Wednesday, December 2, 2020

xv: falling again

i couldn't sleep very well last night.

i tried. i tried to sleep. but it just didn't happen.

when light started to pour through the window of my apartment, i knew it was no use anymore. i got dressed and headed to north river park.

there was an oak tree there, huge and ancient. it had been old even when giles and i were younger, even when we'd first chosen it as our meeting place. i pass it every day on my way to the mountebank club. every time, it makes me think of giles. every time, it makes my heart hurt.

it's huge, like i said, huge and old. it's gnarled and knotted and the branches go everywhere but it's so beautiful and so strong.

giles told me when we were younger that it's a bur oak, that they can be from 200 to 400 years old. he said with an arm around my shoulder and a sparkle in his eye that he hoped they didn't cut it down to see for sure.

i patted that old oak tree on its knot before sitting down on the ground, taking out the sandwich i'd brought for breakfast, and waiting for giles.

i was terrified, if i'm being honest.

i've been with the mountebanks so long that i think i've forgotten what it feels like for other people to want me around. it can be hard to break out of the notion that you're replaceable, a cog in the machine that can be taken out and swapped in for someone else without issue. it makes it hard to think of yourself as wanted. it makes it feel like anyone who says they care about you is lying to protect your feelings.

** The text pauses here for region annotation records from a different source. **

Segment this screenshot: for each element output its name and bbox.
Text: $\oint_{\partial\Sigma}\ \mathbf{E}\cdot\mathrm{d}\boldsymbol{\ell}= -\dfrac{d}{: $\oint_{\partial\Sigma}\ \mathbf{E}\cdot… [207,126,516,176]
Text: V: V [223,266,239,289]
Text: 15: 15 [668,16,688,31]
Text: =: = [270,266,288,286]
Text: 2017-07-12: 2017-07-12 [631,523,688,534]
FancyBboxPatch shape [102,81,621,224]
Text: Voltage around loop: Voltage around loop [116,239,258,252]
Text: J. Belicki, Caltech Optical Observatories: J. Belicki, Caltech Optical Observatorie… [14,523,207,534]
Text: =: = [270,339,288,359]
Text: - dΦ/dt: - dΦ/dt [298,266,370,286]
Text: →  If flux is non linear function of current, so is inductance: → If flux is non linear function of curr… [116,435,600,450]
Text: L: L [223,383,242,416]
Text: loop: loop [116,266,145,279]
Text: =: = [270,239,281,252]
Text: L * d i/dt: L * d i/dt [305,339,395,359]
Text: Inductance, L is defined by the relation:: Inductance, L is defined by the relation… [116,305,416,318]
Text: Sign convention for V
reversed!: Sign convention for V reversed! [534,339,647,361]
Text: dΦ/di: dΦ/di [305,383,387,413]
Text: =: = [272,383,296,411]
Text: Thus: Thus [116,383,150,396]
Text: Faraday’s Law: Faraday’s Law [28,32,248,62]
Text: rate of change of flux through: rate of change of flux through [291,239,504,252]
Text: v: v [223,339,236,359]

you can imagine the reaction my darker part had when i heard from someone i'd pined after for so long that he loved me too, someone i hadn't known for three years for as much as i'd thought about him since then.

he's lying. he's trying to trick you into becoming vulnerable just so he can tear you down. the timberwolves are setting a trap and he is the willing bait.

but as i ate my sandwich beneath that old bur oak, it occurred to me that even that would be better than what i had with the mountebanks.

as giles approached, all of it faded away.

he outstretched his hand to me, and i took it. he pulled me up and into a hug. and for the first time in years, i was happy.